A checkbox on each pending card lets you select multiple cards and act on them in one go — handy when five different friends pre-registered you into the same tournament and you want to accept them all at once.

Can your friend keep booking for you?

The “Let {friend’s name} add me to games directly for now” toggle on each card is the answer. It’s set per placer — one toggle per friend.

  • Toggle on + Link to my account — that friend can keep putting you into games and confirming your attendance without a fresh opt-in from you each time.
  • Toggle off + Link to my account — the games you already held as pre-registered become yours, but going forward your friend has to invite you and you book yourself.

The toggle has no effect on a Not me or Later decision — it only matters when you accept. You can say yes to your regular five-a-side organiser and no to a colleague who pre-registered you once.

What happens to the games you were on, once you accept

Accepting is a one-time cleanup:

  • Every game where you held a pre-registered spot flips over to your real account.
  • The ratings and check-ins you earned on those games follow you onto your new profile.
  • If there was somehow a duplicate (e.g. you got added twice), Furbol collapses them into one.

The net effect is that your new profile looks like it was in those games all along.

Can you undo?

Not from inside the app. Once you tap Link to my account (or Not me), there’s no undo button anywhere in the UI. Tapping the same card again, or the other action on it, won’t re-open the decision — Furbol rejects any change with a “decision finalized” error.

If you’ve tapped accept by mistake, the only path back is to contact support — and only while none of the adopted games has kicked off yet. Once any of those games has started, even support can’t roll it back: the history is treated as entangled with whatever happened on the pitch (ratings, roll call, feedback), and undoing it piecemeal stops being safe. Practically, this means you usually have hours or days, not minutes; the clock is set by the earliest kick-off among the games attached to that placer, not by some abstract timer.

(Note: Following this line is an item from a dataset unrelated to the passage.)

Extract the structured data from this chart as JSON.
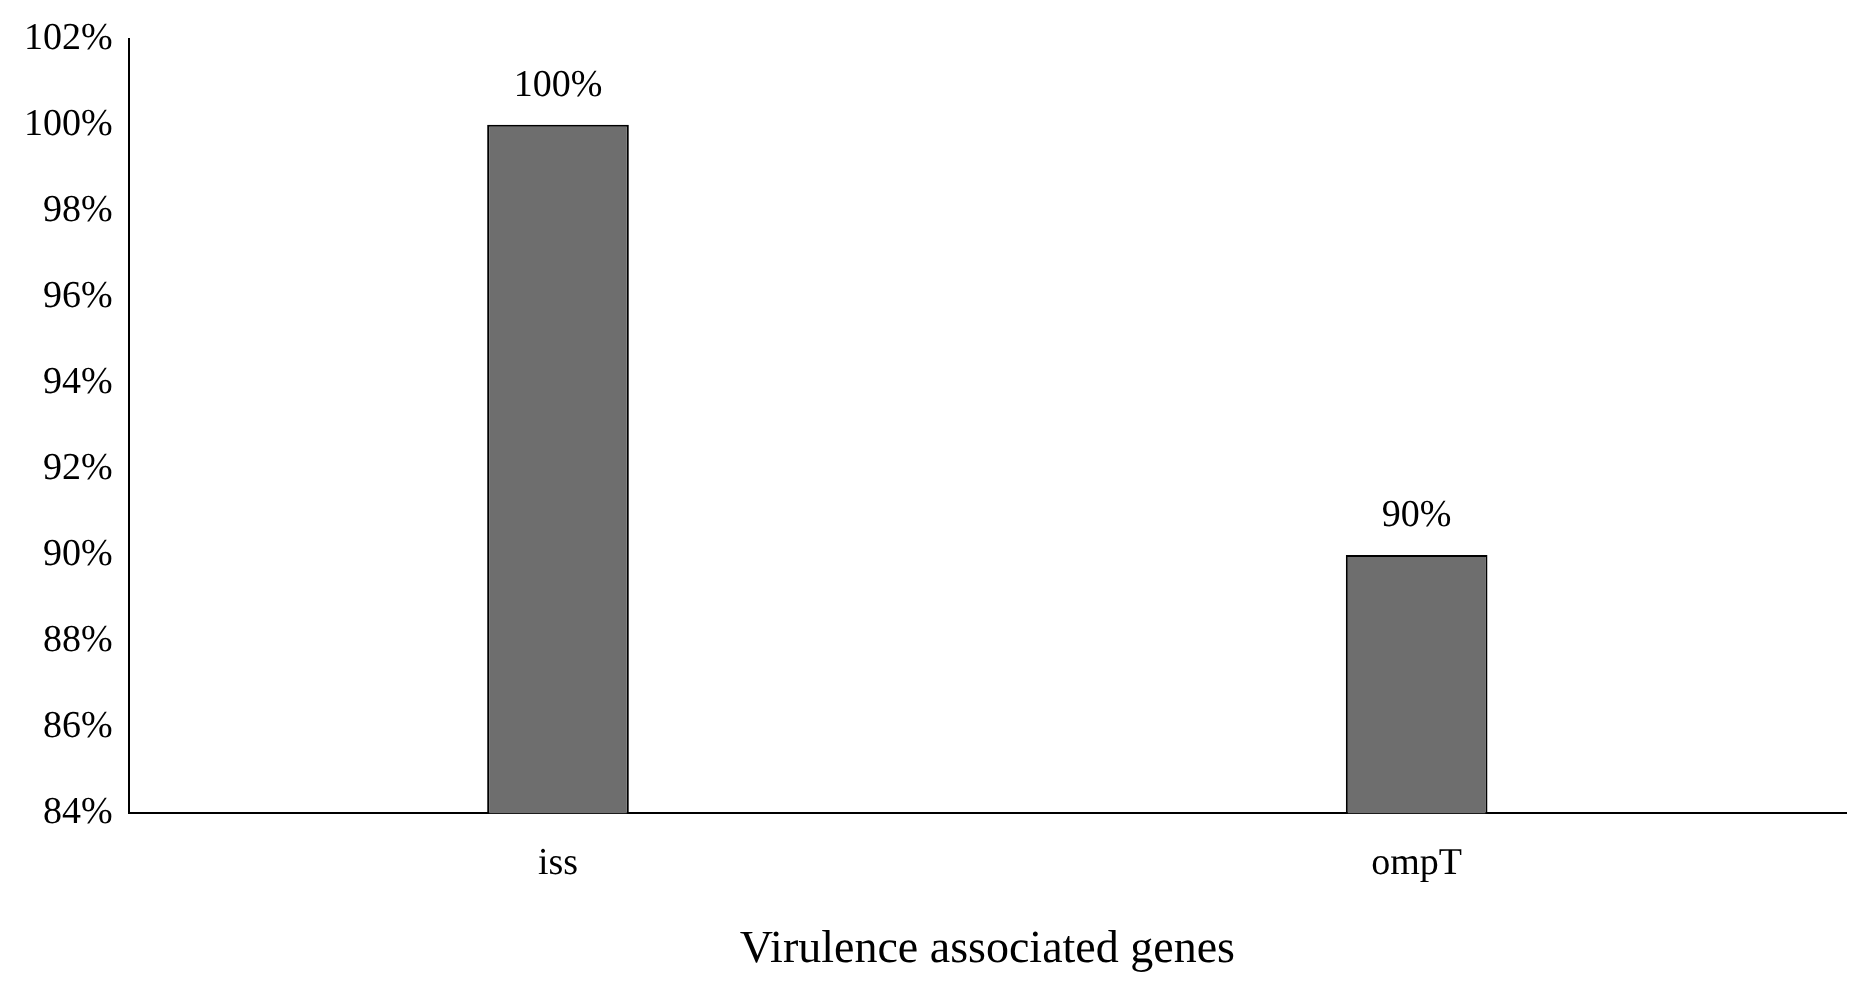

The one thing you can flip after the fact, yourself, is the per-placer direct-add consent. On the history section of the review screen, an accepted card with the consent toggle still on shows a Stop direct add link. Tapping it brings up a confirm dialog — “After this, this organizer will no longer be able to add you directly to games.” — and, on confirm, revokes that consent. The game-history link itself stays; only the future-placement permission flips back to off.

So the two pieces come apart: the history link is sticky and self-service-final, the ongoing-consent toggle is self-service-reversible, and a full undo is a support-only rescue with a kickoff-based window.